Perhaps the more notorious scandal — or non-scandal — involved former Public Safety minister Vic Toews, whose extra-marital affair with a younger woman was spilled to the public by Liberal staffer Adam Carroll. The information, gleaned from Toews’ messy divorce, was well known to the Ottawa parliamentary reporters, who mostly turned a blind eye because they deemed it a private affair. It didn’t matter that Toews had set himself up as a man of family values, who hailed marriage as a sacrament, and still fathered a child out of wedlock. There is Toronto Mayor Rob Ford, of course, but his problems relate to alleged drug use rather than infidelity.

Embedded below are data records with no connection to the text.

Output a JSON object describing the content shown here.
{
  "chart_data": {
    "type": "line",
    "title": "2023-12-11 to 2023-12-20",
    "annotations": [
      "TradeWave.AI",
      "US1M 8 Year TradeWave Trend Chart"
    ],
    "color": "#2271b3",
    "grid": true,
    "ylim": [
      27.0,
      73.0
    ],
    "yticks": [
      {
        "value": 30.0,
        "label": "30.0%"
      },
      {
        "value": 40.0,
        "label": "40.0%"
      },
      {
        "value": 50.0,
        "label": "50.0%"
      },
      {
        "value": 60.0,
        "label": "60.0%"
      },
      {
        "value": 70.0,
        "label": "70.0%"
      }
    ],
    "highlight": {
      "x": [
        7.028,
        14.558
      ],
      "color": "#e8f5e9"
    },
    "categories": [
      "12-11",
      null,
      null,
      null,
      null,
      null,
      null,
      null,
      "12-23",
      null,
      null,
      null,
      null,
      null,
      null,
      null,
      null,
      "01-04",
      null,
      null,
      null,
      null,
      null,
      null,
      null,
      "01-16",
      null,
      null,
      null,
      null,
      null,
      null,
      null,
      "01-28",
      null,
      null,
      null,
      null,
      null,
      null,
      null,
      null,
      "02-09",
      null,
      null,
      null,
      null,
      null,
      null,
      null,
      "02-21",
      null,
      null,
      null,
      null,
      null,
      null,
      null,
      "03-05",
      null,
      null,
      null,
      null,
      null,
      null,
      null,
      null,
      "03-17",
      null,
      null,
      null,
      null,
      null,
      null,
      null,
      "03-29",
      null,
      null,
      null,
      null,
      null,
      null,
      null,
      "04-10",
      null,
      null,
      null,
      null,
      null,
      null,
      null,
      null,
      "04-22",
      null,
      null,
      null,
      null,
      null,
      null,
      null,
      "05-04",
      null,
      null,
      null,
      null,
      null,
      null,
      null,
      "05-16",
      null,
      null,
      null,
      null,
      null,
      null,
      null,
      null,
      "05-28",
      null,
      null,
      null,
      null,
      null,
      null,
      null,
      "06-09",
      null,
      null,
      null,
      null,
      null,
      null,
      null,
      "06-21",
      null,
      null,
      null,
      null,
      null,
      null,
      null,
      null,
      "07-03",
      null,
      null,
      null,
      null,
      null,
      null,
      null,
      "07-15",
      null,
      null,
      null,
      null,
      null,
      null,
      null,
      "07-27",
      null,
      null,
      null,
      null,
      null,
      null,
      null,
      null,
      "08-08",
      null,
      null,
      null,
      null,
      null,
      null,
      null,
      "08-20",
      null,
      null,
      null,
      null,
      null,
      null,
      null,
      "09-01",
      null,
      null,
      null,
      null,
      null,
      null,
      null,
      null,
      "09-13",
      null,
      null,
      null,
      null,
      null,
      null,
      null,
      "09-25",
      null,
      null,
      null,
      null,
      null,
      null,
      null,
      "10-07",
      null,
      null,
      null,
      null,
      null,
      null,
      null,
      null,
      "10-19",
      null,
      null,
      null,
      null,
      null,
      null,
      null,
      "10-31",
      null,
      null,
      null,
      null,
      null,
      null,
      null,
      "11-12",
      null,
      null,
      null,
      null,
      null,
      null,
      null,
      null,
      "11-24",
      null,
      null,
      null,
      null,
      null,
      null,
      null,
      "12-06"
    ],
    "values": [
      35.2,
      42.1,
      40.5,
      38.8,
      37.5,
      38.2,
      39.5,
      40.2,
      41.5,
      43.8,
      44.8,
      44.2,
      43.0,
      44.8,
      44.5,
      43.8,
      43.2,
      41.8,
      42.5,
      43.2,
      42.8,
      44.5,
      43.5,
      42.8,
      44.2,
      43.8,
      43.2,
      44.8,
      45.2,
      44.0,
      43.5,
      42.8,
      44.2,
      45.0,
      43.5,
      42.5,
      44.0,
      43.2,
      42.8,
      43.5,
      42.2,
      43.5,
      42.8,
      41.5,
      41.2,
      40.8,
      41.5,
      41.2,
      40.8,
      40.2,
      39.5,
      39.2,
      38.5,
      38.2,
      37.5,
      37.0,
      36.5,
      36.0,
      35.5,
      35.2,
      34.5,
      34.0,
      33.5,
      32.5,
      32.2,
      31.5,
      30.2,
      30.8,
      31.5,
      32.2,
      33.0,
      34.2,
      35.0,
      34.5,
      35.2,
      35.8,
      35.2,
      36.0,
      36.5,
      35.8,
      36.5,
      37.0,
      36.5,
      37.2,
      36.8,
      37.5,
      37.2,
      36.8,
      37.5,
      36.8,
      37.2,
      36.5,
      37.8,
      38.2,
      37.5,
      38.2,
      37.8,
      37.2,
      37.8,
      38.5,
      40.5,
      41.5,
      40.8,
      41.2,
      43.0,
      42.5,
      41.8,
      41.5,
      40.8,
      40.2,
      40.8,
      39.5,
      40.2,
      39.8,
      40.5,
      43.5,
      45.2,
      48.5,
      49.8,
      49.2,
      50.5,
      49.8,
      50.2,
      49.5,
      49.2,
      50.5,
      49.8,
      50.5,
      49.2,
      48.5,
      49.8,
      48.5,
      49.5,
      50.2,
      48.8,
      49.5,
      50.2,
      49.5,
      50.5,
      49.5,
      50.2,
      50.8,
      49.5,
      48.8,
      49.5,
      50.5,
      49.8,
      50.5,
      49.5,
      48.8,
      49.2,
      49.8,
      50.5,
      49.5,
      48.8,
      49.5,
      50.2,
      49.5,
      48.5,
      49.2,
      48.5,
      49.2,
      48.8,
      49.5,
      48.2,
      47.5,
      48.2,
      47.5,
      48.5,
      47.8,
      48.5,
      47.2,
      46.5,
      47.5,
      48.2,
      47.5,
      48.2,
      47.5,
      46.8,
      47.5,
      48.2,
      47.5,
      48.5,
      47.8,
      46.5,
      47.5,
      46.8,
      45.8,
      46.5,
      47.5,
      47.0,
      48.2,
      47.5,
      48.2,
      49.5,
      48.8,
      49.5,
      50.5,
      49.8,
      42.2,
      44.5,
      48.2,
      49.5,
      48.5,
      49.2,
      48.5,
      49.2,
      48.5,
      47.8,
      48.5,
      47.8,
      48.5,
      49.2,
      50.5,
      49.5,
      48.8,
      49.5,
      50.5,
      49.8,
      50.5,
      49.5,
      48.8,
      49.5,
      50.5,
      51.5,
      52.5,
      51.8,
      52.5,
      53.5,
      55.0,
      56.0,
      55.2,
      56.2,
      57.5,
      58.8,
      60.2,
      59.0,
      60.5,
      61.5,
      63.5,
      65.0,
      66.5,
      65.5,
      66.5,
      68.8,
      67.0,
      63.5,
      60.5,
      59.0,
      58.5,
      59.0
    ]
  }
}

Sex and politics are a very combustible mix that wise politicians avoid. But the big question is: Should politicians be disqualified from jobs they are good at simply because of their private peccadillos? Should it matter if no crime has been committed?
There certainly is a good argument to be made that, if you are a married politician who covertly pays prostitutes, you bring your own character and moral fibre into question. And if you are a politician who, for instance, rails against homosexuality and you are caught soliciting in a men’s bathroom, you have to be exposed for your hypocrisy. But where should the line be drawn?
In the U.S., where they operate on the principle that politicians have no private lives, everything is fair game. Here in Canada, we tend to believe that while politicians are public people, their personal lives are private. Canadian media — rightly or wrongly — often err on the side of caution, holding that unless a politician’s private life affects his or her ability to do the job, it is no one’s business. The lesson from the U.S. though, is that politicians caught behaving badly need not lose hope, because people will forgive. Indeed, politicians making a comeback after scandal might even benefit from name recognition.
Second chances can work out well, but the public’s capacity to forgive and forget might not always be a good thing.